Les déclarations font partie de son entretien exclusif avec le magazine Newsweek, la première que Díaz-Canel accorde à un média américain depuis 2023. 

Le message, partagé dans la nuit de mardi, a été massivement répondu par des Cubains à l'intérieur et à l'extérieur de l'île qui ont rejeté le discours conciliateur du dirigeant et ont exigé la libération des plus de 1 214 prisonniers politiques qui, selon l'organisation Prisoners Defenders, demeurent emprisonnés à Cuba, un chiffre record historique.

L'entretien avec Newsweek a eu lieu au Palais Présidentiel de La Havane et a abordé les relations tendues entre Cuba et l'administration Trump.

En elle, le dirigeant a combiné des appels au dialogue avec des avertissements militaires : il a confirmé que des fonctionnaires des deux pays ont entamé des discussions, bien qu'il les ait décrites comme "difficiles", tout en menaçant d'une "guerre de tout le peuple" en cas d'attaque éventuelle de Washington, avertissant de pertes "incalculables" pour les deux nations.

"Nous nous efforcerons toujours d'éviter la guerre. Nous travaillerons toujours pour la paix. Mais si une agression militaire se produit, nous riposterons, nous nous battrons, nous nous défendrons", a déclaré Díaz-Canel à la publication américaine.

La réponse de Washington a été froide. Le secrétaire d'État Marco Rubio a rejeté les déclarations du dirigeant en une seule phrase : Je ne pense pas beaucoup à ce qu'il a à dire. Un fonctionnaire de la Maison Blanche a été plus direct et a qualifié Cuba de "nation en déclin".
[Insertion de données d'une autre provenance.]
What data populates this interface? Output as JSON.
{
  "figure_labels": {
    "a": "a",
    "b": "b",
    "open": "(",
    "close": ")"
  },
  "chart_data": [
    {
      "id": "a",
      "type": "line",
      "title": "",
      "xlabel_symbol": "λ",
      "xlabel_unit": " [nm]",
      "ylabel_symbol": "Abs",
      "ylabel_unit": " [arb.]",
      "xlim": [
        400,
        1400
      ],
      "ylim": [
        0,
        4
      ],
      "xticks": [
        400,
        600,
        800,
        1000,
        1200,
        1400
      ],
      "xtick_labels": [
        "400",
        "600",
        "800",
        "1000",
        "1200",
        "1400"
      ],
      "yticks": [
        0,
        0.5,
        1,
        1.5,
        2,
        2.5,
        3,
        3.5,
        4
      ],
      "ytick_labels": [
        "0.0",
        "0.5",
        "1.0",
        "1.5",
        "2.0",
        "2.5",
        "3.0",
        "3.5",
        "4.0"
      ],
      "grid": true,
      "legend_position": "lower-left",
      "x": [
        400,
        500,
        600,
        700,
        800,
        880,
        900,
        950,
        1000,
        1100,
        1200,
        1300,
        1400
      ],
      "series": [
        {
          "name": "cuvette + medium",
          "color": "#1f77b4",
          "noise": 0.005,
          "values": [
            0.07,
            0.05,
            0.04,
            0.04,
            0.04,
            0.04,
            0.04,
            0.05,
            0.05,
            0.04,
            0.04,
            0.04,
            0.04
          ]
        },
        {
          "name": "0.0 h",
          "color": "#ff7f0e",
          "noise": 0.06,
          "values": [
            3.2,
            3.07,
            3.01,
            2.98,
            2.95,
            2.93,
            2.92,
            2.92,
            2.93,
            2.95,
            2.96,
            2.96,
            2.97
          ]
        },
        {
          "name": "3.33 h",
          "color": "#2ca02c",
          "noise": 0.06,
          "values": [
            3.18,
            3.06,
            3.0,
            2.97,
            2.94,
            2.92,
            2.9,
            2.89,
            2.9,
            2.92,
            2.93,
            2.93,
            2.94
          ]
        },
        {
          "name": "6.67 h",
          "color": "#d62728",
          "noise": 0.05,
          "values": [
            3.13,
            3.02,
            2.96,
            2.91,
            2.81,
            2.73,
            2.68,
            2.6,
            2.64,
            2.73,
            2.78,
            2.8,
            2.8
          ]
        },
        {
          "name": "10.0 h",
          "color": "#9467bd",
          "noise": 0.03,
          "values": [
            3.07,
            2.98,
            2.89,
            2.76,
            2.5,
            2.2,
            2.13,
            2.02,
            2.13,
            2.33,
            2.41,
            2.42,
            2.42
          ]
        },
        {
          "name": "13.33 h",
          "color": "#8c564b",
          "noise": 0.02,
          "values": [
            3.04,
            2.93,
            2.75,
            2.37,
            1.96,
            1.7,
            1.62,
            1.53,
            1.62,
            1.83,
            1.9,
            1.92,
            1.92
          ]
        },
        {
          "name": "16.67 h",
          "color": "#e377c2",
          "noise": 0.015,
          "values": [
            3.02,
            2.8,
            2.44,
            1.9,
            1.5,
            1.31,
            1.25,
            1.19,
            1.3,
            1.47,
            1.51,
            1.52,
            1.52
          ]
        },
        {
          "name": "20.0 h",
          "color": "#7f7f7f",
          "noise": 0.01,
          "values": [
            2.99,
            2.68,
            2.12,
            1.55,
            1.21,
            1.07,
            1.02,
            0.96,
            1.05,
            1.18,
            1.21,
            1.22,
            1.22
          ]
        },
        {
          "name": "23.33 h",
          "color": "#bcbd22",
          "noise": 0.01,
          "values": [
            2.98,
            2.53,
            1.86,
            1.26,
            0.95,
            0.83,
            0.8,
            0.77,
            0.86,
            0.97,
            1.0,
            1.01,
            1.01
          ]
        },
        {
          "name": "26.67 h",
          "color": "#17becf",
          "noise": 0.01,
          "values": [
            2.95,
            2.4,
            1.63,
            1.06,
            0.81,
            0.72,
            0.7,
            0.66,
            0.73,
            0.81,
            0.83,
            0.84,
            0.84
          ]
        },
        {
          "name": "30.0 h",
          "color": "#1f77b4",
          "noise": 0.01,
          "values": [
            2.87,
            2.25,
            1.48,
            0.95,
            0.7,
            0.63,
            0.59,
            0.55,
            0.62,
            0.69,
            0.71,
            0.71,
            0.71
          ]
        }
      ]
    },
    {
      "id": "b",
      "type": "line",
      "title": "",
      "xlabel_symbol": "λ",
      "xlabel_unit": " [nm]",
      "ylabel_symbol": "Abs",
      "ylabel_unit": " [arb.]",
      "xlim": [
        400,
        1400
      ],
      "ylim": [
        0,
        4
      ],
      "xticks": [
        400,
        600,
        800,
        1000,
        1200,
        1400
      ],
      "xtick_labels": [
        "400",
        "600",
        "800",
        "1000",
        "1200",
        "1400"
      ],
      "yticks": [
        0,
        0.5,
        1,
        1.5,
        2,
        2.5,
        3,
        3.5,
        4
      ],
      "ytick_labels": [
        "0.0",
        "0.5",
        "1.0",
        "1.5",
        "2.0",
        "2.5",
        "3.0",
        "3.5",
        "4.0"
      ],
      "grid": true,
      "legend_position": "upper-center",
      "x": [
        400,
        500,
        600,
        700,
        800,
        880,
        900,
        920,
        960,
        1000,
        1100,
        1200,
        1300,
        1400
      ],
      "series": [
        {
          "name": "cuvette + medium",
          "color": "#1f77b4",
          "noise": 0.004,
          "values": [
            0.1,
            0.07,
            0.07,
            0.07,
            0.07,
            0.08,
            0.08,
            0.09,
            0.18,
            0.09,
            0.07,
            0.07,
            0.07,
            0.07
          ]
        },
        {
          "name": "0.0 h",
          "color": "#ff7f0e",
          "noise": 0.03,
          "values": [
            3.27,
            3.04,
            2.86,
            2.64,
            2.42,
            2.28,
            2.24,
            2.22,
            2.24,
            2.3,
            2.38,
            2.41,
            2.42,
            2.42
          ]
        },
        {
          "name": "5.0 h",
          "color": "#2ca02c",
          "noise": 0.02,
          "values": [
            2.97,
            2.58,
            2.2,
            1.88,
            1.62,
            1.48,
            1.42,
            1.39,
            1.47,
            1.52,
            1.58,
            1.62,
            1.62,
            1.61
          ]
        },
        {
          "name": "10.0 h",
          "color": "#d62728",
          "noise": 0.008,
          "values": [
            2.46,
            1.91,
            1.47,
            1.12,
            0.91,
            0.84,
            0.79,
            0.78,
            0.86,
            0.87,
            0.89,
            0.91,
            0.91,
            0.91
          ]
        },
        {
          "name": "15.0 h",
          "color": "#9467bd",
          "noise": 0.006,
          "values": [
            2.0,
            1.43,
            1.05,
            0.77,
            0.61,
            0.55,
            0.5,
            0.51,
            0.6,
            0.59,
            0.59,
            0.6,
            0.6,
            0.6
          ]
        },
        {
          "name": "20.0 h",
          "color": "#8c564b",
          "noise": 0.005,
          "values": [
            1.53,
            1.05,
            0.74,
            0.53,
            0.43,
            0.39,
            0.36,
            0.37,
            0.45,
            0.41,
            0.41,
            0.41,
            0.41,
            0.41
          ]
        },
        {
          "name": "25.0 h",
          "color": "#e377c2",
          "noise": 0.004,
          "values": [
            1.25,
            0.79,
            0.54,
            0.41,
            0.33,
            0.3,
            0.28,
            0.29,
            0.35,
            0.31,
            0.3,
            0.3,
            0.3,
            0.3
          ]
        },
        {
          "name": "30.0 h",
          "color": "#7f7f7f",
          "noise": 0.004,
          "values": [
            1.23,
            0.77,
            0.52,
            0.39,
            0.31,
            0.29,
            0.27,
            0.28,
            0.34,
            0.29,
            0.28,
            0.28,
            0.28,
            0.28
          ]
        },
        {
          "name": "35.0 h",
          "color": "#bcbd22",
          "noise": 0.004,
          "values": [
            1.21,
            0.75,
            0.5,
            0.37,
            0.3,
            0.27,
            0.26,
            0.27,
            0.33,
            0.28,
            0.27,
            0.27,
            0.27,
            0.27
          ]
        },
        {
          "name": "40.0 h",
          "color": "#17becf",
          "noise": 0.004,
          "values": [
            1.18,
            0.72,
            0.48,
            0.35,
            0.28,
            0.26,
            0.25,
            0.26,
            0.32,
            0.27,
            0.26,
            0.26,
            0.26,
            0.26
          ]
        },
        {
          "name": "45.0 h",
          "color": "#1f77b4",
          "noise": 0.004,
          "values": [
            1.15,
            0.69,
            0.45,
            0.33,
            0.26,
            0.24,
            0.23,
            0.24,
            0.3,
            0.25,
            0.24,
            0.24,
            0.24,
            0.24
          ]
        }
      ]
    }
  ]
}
L'abîme entre le discours officiel et la réalité vécue par la population cubaine a été mis en évidence dans les commentaires au message de Díaz-Canel.

Les utilisateurs des réseaux sociaux ont souligné que la paix sans liberté est une oppression et ont rappelé que le gracier annoncé le 3 avril pour 2 010 prisonniers a explicitement exclu les "délits contre l'autorité", la catégorie la plus utilisée pour poursuivre les opposants et les manifestants.

Javier Larrondo, président de Prisoners Defenders, a dénoncé que tandis que le régime annonce des grâces, il continue d'enfermer, il continue d'arrêter… le mois dernier, il a arrêté des centaines de personnes à travers Cuba.